1. ITV Report

DoH 'extremely disturbed' by Savile patient abuse complaints

TV presenter Sir Jimmy Savile wearing a Stoke Mandeville Hospital t-shirt after running a marathon in aid of the hospital in 1981. Photo: PA Wire

The Department of Health have said the claims that late TV presenter Jimmy Savile abused patients in two hospitals are "extremely disturbing". A spokesperson said:

These are extremely disturbing allegations. We expect the hospitals to co-operate with the police inquiry.

Earlier today two hospitals said they are "shocked" by allegations Sir Jimmy Savile abused young patient on their wards.

It has been claimed the late TV presenter groped young patients at Stoke Mandeville Hospital in Buckinghamshire and at the Leeds General Infirmary, while where he worked as a volunteer fundraiser, and he also abused a patient at the Leeds General Infirmary.

ITV News Correspondent Paul Davies reports:

Leeds General Infirmary has confirmed it has received two complaints about Savile, believed to be from patients from 1970s. The hospital says it is shocked by the complaints.

A former nurse has told ITV1's Daybreak that while she was recovering from an operation at Leeds General Infirmary, she witnessed Savile abuse a young brain damaged girl during his time volunteering at the hospital:

Buckinghamshire Healthcare NHS Trust, which is responsible for Stoke Mandeville Hospital, has responded to the claims that Sir Jimmy Savile assaulted patients on wards:

We are shocked to hear of the serious allegations about Jimmy Savile.

At this stage in the proceedings it would not be appropriate for us to conduct our own internal investigation,however we have been contacted by the police this week and are supporting them fully with their enquiries.

If their findings suggest that we do need to take further action then we will do so.

We have advised our staff that if they have any concerns or wish to raise anything relating to the allegations then they should contact their local police force.


A woman has told the Daily Mail that as a 13-year-old in a wheelchair at Stoke Mandeville Hospital in 1971, she was abused by Jimmy Savile.

Stoke Mandeville Hospital in Buckinghamshire Credit: Tim Ockenden/PA Wire

Caroline Moore, now 53, said she was sitting alone in her wheelchair in a corridor, by the doorway to her ward, when Savile approached in silence.

She recalled: "I was quite shy and lonely. I don’t remember him saying anything to me but he leant down and I was excited because I thought he was going to give me a wee peck on the cheek.

"But he took my face in his hands and rammed his tongue down my throat. I was shocked.

"I had never been kissed and I didn’t really know what had happened – only that it made me absolutely shudder.

"Afterwards he just walked off as if nothing had happened."

On Wednesday, Sylvia Nichol, a trustee of the Jimmy Savile Stoke Mandeville Hopsital Charitable Trust, told Three Counties Radio she knew the television presenter for 38 years and said she felt "bereaved" by the allegations. She said:

I feel sad, I feel bereaved really, and just so unhappy.

It's like suddenly being told that a member of your family was a murderer. How do you get through that and know how you feel?
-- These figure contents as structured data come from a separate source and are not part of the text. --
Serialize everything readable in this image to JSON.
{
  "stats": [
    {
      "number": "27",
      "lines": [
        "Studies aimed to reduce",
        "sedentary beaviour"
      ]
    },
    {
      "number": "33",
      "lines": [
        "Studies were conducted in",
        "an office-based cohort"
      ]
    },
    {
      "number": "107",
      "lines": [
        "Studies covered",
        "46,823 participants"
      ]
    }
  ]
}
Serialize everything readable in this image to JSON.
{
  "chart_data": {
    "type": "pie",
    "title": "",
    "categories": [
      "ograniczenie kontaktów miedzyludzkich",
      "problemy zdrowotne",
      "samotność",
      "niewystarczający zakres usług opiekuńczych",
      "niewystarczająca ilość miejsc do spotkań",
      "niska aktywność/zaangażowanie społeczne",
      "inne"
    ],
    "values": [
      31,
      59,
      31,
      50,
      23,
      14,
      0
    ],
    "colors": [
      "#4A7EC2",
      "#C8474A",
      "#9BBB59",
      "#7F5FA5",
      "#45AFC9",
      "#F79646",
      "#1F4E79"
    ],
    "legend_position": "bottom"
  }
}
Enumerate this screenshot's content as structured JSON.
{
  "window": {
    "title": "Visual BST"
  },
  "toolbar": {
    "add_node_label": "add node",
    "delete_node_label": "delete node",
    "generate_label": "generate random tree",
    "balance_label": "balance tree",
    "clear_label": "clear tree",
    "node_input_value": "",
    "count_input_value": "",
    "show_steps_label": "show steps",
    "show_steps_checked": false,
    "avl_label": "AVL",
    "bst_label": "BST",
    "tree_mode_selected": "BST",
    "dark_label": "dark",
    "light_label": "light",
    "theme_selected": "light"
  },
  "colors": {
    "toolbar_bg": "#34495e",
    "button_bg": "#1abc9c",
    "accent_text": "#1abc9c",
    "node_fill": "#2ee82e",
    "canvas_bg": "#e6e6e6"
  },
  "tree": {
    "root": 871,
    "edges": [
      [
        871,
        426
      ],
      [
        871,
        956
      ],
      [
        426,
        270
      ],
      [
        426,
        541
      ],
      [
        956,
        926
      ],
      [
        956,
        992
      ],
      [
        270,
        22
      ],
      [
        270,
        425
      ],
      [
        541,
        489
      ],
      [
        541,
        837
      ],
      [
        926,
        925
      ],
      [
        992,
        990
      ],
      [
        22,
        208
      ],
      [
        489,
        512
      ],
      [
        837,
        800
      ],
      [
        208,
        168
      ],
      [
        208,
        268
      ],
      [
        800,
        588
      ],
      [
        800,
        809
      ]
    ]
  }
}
I only know that in 38 years I didn't see anything like that and if you did you would report it immediately.

New allegations of abuse have emerged involving Savile. Credit: Press Association.

Ms Nichol added that there would be a meeting of the hospital's trustees on October 22 regarding the allegations.

A flat at Stoke Mandeville Hospital, used by Sir Jimmy Savile, has become the latest focus of a police inquiry into allegations the television presenter abused young girls.

ITV Meridian have the full statement from Buckinghamshire Healthcare NHS Trust.

On Wednesday, the head of the BBC Trust Lord Patten ordered an urgent review of the corporation's policies on child protection and sexual harassment in light of the allegations against the late TV presenter Sir Jimmy Savile.

In a letter to the BBC's director general George Entwhistle, he urged the review to ensure that the current policy gives "effective protection to children and minors with whom the the BBC comes into contact".

Letter from Lord Patten, chairman of the BBC Trust, to the BBC director general George Entwhistle

Earlier, Lord Patten told ITV News' UK Editor Lucy Manning that any inquiry must be independent if it is to be credible.

He also defended the BBC's decision to air tribute programmes despite bosses knowing of a Newsnight investigation into the abuse claims.

Any investigation by the BBC must wait until the Metropolitan Police is satisfied it has looked into all of the allegations.